„Ist der Ruf erst ruiniert, altert sich’s ganz ungeniert“

Gibt es wirklich eine Schoko-Diät? Und falls ja, funktioniert die überhaupt? Mit diesen und vielen weiteren Fragen beschäftigt sich Kabarettistin Petra Afonin im Rahmen ihrer „Therapiesitzung“, die sie am Mittwoch in musikalischer Begleitung Ihrer Diätassistentin Susanne Hinkelbein abhält – und damit nicht nur weibliche Lacher erzeugt.
von Katharina Spitz

Es ist Mittwochabend. Wir befinden uns im Kinosaal des früheren Löwenkinos, wo Petra Afonin alias Cellulita für die heutige Sitzung ihr Therapiezentrum aufgeschlagen hat.

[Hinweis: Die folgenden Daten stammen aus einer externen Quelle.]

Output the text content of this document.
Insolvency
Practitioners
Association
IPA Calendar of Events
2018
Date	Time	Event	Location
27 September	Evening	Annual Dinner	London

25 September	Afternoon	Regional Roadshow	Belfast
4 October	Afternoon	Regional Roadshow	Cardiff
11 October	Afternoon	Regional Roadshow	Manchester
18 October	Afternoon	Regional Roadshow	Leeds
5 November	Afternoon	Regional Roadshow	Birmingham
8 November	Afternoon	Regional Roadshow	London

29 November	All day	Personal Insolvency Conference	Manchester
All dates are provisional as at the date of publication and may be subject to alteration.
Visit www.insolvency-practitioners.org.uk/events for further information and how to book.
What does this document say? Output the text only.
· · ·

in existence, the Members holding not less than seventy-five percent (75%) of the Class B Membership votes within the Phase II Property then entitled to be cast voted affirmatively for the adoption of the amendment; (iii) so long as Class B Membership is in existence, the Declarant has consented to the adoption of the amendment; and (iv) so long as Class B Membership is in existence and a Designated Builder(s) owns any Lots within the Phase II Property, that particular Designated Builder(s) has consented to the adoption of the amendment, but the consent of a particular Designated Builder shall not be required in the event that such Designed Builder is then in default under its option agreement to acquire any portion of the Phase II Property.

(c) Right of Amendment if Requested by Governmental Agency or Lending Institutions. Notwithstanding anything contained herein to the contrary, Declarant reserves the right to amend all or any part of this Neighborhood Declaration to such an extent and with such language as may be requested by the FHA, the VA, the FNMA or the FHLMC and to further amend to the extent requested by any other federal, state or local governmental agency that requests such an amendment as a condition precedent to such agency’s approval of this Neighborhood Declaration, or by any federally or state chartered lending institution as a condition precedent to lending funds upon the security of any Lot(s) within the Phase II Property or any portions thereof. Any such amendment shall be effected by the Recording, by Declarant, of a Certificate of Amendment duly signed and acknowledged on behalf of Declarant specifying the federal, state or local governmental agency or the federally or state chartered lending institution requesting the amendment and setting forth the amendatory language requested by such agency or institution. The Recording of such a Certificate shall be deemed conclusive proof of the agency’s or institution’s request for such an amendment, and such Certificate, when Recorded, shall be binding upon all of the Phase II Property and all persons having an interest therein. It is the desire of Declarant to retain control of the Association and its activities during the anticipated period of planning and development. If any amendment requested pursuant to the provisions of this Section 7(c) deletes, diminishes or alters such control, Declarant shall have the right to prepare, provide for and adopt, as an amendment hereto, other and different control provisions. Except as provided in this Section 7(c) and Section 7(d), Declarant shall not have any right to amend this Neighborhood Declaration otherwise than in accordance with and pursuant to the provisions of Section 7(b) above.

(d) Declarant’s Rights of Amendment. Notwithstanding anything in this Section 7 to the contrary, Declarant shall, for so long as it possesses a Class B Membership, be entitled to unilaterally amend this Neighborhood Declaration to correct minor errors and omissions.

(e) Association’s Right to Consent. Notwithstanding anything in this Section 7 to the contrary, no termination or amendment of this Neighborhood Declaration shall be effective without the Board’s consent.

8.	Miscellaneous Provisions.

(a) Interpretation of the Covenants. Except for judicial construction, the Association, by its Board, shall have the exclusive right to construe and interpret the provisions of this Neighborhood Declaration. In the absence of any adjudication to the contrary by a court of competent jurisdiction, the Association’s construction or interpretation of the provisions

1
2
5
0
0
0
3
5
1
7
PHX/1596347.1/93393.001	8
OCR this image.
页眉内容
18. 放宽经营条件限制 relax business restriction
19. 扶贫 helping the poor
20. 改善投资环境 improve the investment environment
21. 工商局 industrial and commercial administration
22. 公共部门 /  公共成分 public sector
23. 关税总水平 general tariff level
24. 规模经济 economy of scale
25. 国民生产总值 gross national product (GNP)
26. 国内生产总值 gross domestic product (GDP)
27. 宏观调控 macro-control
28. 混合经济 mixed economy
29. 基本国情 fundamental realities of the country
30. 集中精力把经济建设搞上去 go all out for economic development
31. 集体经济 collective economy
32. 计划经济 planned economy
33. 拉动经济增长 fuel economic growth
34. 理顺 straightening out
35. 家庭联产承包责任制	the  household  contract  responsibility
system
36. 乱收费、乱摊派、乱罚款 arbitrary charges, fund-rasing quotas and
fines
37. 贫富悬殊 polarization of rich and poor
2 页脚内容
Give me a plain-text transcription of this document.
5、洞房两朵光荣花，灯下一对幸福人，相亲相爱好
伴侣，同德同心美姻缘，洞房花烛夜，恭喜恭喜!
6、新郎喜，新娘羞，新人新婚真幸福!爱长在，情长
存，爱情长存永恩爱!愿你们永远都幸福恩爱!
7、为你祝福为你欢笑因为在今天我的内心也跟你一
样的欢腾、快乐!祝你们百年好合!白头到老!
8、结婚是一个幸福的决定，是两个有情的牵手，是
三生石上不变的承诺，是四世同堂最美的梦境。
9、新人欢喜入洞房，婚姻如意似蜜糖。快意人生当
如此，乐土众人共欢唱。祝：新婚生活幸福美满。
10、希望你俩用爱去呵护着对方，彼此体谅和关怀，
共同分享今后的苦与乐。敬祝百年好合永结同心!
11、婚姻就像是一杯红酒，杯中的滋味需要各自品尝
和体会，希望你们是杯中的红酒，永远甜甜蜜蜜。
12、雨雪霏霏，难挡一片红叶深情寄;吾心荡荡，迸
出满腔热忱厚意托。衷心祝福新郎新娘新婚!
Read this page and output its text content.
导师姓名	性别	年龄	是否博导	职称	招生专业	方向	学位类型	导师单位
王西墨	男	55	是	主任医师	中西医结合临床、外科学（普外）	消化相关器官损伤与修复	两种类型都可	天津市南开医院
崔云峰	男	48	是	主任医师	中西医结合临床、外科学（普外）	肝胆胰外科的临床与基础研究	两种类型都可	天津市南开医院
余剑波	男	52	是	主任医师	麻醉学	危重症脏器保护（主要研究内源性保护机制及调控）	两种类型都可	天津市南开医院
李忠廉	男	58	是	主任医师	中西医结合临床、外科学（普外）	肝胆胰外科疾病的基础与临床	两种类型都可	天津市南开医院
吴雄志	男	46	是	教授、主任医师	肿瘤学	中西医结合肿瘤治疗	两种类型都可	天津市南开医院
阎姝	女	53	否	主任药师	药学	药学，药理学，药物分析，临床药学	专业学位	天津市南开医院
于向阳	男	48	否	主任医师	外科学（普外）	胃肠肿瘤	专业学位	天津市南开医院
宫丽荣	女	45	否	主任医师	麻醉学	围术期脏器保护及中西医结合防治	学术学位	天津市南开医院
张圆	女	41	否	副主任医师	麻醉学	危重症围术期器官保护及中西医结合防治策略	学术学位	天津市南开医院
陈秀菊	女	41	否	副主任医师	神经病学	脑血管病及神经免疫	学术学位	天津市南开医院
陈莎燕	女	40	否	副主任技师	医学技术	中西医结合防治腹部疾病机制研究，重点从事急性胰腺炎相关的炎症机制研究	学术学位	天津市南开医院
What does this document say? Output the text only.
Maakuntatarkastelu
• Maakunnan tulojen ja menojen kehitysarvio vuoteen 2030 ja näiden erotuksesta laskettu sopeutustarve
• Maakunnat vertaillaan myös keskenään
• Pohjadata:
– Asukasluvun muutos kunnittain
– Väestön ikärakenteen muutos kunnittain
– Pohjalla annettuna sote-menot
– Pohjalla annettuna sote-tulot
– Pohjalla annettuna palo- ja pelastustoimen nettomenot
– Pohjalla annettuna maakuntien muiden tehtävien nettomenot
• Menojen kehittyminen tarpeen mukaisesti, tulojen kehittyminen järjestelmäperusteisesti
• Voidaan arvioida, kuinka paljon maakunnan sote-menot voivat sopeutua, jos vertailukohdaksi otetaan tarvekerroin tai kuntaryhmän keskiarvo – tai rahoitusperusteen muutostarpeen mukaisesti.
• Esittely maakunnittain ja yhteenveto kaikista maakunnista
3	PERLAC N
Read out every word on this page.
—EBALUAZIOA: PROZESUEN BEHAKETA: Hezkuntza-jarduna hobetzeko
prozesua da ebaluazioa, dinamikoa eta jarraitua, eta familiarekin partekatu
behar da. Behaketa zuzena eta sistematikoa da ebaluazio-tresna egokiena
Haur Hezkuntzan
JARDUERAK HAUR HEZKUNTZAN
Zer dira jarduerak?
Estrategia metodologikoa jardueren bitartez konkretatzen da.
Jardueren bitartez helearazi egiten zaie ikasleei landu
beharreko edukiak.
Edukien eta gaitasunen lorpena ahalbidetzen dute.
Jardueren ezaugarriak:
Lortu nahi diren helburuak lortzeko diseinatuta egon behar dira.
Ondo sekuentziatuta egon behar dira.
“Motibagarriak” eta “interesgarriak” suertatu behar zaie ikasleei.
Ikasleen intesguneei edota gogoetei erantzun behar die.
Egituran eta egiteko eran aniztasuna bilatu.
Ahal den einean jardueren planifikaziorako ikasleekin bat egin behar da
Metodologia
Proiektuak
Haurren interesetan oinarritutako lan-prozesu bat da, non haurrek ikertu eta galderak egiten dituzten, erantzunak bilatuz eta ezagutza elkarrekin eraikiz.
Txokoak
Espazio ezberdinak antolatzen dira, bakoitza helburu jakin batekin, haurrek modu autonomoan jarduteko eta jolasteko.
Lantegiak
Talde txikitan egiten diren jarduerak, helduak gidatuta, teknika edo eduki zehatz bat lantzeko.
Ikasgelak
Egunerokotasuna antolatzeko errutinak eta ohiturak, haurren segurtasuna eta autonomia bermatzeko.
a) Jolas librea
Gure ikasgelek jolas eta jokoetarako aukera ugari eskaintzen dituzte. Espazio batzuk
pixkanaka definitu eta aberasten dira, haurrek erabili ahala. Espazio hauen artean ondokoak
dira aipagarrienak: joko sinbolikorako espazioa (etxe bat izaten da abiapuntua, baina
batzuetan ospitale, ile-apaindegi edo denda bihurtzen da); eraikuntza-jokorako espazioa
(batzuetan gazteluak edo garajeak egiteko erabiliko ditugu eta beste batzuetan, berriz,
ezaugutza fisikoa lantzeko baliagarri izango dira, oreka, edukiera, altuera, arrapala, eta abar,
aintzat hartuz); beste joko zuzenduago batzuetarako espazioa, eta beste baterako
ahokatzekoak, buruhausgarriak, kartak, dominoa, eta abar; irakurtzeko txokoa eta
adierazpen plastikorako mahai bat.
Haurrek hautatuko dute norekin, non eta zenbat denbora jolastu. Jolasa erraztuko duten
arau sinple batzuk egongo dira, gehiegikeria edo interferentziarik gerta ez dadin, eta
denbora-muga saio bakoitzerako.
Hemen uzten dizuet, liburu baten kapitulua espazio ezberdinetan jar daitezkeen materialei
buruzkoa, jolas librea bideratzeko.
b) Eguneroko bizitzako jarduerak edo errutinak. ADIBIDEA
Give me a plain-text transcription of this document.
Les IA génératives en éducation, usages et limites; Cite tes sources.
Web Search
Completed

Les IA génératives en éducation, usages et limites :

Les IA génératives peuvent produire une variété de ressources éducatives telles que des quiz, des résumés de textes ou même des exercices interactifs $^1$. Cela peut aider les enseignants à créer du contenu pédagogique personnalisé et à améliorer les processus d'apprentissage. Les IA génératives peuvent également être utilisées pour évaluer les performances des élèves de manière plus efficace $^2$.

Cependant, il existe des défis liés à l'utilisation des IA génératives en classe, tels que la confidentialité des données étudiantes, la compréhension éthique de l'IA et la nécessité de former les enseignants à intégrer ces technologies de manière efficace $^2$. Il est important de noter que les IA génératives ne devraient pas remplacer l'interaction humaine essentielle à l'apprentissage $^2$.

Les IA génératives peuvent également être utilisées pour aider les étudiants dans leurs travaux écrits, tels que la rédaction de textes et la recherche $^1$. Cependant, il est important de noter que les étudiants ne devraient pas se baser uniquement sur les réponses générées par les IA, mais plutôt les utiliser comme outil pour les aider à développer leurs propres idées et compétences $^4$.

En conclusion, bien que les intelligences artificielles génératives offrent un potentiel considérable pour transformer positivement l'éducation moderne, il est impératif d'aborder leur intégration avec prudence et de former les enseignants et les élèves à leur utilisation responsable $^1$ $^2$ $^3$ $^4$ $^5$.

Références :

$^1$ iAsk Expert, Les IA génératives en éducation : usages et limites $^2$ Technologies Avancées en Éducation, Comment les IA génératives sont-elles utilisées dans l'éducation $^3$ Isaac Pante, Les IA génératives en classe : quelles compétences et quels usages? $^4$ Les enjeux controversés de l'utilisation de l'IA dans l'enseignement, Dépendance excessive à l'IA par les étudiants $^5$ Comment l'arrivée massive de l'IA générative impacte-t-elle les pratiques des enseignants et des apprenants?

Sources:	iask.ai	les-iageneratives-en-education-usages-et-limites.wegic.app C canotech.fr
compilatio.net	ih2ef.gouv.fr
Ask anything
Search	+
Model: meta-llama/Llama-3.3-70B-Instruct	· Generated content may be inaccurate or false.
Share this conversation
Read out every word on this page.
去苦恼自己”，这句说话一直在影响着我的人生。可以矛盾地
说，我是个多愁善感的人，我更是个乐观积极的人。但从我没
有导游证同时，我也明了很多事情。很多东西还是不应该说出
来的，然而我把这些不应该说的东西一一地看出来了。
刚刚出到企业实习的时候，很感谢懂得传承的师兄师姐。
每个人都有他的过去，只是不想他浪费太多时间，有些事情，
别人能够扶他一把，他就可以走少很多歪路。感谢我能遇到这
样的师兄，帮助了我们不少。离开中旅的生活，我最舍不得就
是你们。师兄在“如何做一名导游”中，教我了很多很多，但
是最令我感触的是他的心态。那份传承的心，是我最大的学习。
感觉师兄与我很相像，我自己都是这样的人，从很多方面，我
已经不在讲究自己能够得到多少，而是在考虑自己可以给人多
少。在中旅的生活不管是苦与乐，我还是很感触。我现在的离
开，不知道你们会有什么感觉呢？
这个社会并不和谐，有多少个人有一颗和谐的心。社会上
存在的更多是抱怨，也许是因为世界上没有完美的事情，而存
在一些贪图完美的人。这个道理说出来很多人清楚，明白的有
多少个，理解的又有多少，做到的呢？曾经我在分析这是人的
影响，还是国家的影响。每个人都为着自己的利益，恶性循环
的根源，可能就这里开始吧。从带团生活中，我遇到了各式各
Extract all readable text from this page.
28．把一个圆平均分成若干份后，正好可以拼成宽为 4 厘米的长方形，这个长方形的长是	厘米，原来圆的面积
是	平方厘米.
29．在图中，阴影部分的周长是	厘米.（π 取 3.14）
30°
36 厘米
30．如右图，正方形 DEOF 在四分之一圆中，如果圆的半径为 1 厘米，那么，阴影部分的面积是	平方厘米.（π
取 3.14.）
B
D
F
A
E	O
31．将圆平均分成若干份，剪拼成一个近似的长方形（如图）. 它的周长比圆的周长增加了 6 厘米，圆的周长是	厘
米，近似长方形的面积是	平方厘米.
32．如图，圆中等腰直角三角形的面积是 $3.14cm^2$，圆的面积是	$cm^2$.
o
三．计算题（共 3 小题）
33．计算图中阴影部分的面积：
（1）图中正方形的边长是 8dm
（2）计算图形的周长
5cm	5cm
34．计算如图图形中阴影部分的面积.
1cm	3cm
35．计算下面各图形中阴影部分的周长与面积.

Die heutigen Baustellen: figürliche Entgleisungen und andere Problemstellungen „Jenseits der Faltengrenze“. Mit den rot geschminkten Lippen und der Scherenbrille auf der Nase bedient Cellulita das klischeehafte Bild der Therapeutin. Sie weiß Bescheid über alle Begleiterscheinungen des Alters: sei es das „Gabyeske“, das Damen im besten Alter zu peinlichen Outfits und nicht ganz altersgemäßen Frisuren verführt, oder der Bedarf am „Lebensweichspüler“ Rum, der so manchen Mann wieder erträglich macht.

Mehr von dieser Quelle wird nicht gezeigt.